Caveats: Things could get complicated if you buy a CD through a broker and the bank listed on the CD fails. You may have to wait until the FDIC sorts through broker records before you get your money back, which can be a time-consuming process. Further, the FDIC only insures deposits up to $250,000. If you have more than $250,000 invested in a CD, the FDIC may provide you with a receivership certificate for the uninsured amount, but you get no guarantee that those funds will be reimbursed.
Words of caution: "If you have a little more time to tie up your money and possibly want a little higher return (than a savings account), you might want to go into CDs, ladder a portfolio and divide your money up among several maturities of CDs. Then, just keep replenishing the ladder every time one matures. CDs will give you a little higher rate than your bank accounts and generally, the longer you put the money away for, the higher the rate will be. Overall, people really should be investing with goals in mind, whether it's stock or fixed income or anything else. Don't just buy something because somebody wrote an article about it or somebody told you at the water cooler. It needs to be something that matches your own goals. So it's important to know what you're going to be using the money for." -- Barbara O'Neill, Ph.D., CFP and financial management specialist at Rutgers University in New Brunswick, N.J.

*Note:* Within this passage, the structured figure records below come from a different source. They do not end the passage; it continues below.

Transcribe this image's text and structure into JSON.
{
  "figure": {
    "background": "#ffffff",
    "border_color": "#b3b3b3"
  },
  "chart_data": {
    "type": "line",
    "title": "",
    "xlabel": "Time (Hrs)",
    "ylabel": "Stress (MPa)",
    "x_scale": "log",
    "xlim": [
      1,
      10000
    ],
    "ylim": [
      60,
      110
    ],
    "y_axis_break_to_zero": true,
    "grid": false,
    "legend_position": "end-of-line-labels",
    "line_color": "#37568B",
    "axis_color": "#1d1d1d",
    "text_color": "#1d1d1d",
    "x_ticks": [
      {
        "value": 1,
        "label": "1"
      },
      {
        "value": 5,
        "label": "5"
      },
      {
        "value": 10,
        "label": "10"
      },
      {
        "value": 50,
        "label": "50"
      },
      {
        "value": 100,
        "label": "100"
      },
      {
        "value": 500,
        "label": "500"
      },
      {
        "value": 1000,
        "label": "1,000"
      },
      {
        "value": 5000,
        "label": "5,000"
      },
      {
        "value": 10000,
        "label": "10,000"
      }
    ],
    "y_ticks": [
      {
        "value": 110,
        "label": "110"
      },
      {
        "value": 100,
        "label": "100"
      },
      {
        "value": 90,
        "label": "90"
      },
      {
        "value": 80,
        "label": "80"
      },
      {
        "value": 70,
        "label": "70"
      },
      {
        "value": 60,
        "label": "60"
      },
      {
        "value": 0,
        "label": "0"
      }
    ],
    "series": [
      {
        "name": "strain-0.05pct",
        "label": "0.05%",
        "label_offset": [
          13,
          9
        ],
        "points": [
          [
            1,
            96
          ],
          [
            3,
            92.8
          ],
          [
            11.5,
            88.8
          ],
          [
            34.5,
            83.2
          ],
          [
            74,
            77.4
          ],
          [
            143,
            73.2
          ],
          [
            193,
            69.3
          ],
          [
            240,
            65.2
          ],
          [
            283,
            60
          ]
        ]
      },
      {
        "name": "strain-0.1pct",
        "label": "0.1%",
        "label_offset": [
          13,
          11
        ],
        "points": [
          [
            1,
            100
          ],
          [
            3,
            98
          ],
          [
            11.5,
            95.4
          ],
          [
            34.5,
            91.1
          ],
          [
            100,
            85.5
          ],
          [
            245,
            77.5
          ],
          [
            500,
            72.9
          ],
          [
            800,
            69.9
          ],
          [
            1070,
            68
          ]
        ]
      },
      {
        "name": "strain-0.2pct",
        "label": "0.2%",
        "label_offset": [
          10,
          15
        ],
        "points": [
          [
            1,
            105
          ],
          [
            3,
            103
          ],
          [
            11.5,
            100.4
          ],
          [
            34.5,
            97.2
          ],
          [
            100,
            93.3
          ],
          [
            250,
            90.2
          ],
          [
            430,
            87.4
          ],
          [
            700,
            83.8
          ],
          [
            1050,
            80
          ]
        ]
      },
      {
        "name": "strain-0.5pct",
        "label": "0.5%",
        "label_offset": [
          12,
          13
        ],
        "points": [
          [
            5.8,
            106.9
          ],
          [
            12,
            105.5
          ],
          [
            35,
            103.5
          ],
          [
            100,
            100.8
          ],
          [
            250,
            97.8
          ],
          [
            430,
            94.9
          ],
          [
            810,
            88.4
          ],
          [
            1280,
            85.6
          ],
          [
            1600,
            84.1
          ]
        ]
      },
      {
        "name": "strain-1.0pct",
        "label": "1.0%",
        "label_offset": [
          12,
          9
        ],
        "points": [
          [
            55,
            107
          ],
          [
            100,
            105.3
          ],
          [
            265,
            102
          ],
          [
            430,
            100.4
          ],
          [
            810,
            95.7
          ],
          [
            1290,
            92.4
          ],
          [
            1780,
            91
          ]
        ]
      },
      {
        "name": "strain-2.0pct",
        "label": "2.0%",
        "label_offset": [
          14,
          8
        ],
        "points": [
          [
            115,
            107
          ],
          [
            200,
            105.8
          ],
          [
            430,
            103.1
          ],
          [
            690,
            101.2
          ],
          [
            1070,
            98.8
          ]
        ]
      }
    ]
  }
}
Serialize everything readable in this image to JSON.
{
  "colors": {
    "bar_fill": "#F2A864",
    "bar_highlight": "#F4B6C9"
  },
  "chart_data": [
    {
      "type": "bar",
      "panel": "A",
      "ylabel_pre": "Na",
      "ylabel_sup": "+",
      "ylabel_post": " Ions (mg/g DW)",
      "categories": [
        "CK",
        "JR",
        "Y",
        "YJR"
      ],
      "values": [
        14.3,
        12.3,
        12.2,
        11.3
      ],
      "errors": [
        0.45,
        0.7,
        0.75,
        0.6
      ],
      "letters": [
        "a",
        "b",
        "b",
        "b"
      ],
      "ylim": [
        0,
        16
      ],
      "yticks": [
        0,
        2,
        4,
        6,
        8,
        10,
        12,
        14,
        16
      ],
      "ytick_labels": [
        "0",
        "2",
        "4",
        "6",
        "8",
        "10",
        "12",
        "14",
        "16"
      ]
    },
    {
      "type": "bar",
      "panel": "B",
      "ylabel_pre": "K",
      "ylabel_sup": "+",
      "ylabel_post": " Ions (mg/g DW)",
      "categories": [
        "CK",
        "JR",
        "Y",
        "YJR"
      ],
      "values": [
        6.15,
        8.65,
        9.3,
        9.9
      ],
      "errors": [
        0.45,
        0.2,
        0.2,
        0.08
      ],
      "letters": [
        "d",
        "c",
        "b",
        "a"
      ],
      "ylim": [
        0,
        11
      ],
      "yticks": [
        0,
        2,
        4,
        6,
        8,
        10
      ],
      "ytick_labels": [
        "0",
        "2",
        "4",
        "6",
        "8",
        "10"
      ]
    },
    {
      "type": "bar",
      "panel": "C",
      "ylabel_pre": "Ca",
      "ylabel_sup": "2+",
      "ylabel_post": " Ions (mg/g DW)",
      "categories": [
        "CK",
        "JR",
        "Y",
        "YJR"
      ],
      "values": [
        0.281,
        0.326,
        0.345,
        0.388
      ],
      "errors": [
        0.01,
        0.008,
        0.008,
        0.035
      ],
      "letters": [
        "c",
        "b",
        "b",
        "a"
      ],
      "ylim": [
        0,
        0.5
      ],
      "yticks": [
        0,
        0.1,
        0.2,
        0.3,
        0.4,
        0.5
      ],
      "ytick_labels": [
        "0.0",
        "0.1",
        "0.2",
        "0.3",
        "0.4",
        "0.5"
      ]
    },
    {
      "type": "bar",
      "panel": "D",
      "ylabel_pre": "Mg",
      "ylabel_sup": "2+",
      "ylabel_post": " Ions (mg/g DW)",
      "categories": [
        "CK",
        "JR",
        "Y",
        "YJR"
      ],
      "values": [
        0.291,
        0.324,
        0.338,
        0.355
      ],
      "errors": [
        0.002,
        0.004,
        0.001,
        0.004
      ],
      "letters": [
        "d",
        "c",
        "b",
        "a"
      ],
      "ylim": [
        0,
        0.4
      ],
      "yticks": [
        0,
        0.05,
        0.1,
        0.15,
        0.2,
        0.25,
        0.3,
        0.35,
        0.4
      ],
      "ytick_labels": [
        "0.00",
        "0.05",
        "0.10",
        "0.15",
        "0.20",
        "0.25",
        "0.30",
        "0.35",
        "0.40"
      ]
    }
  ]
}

Money market accountsHow they're valued: A money market account, or MMA, is an FDIC-insured, interest-bearing deposit account. This type of account should not be confused with money market funds, which are mutual funds that normally are not FDIC-insured. MMAs typically earn higher interest than savings accounts and require higher minimum balances. In exchange for better interest earnings, consumers usually have to accept more restrictions on withdrawals, such as limits on how often you can access your money.